Pour Samir Abdelhafidh, maître de conférences en sciences économiques et directeur du département d’économie, faculté des Sciences économiques et de Gestion de Tunis, le rééchelonnement de la dette n’est pas une solution. « Le 26 mars 2020, le ministre des Finances a, clairement, déclaré devant l’ARP que le rééchelonnement de la dette n’est pas une option envisagée par la Tunisie. Il s’agit d’un choix qu’elle a toujours fait depuis son Indépendance, lui permettant de rester dans le groupe des rares pays en développement qui ne sont pas passés devant le club de Paris (dette auprès des créanciers bilatéraux) ou le club de Londres (dette auprès des banques privées ) dans le but de renégocier sa dette ». Selon Abdelhafidh, le choix du gouvernement ne manque pas d’arguments, car « dans les circonstances actuelles, le rééchelonnement de la dette extérieure n’est pas une bonne proposition, et ce, pour plusieurs raisons. Même si certains pays retrouvent après quelques années du rééchelonnement un accès normal au marché financier international, l’effet immédiat et de court terme est un rationnement des crédits accompagné d’une augmentation de la prime du risque. C’est ce qui a été par exemple observé au cours des premières années après le déclenchement de la crise internationale de la dette en 1982 et c’est ce qui a été démontré par plusieurs travaux académiques qui ont porté sur le sujet… Le rééchelonnement de la dette implique des négociations entre le débiteur et ses créanciers. Les négociations peuvent durer dans le temps, notamment pour la dette auprès des créanciers privés, et encore plus lorsqu’elle est essentiellement mobilisée sur le marché obligataire… ».

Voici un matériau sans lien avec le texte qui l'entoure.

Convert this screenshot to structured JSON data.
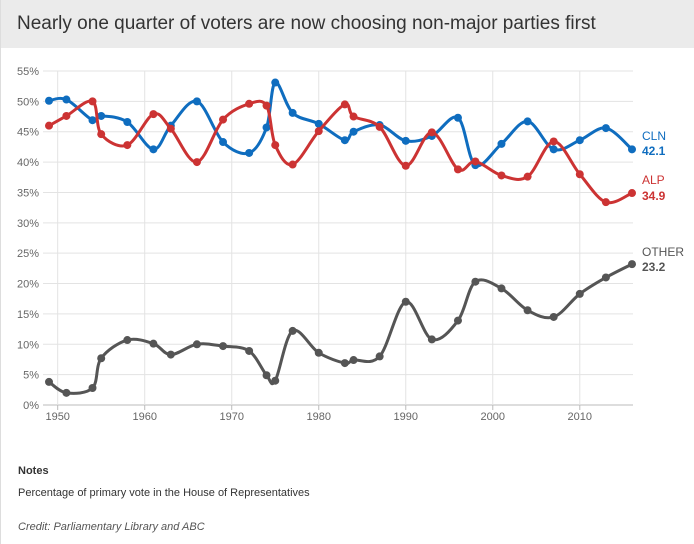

Pour Abdelhafidh, même si le rééchelonnement serait de nature à alléger la pression sur les dépenses en permettant de libérer une partie ou la totalité des montants initialement prévus pour le service de la dette, ce n’est qu’une partie des enjeux. Il se traduirait aussi par des difficultés à mobiliser des financements étrangers et impacterait négativement la capacité de l’Etat à faire face à ses engagements.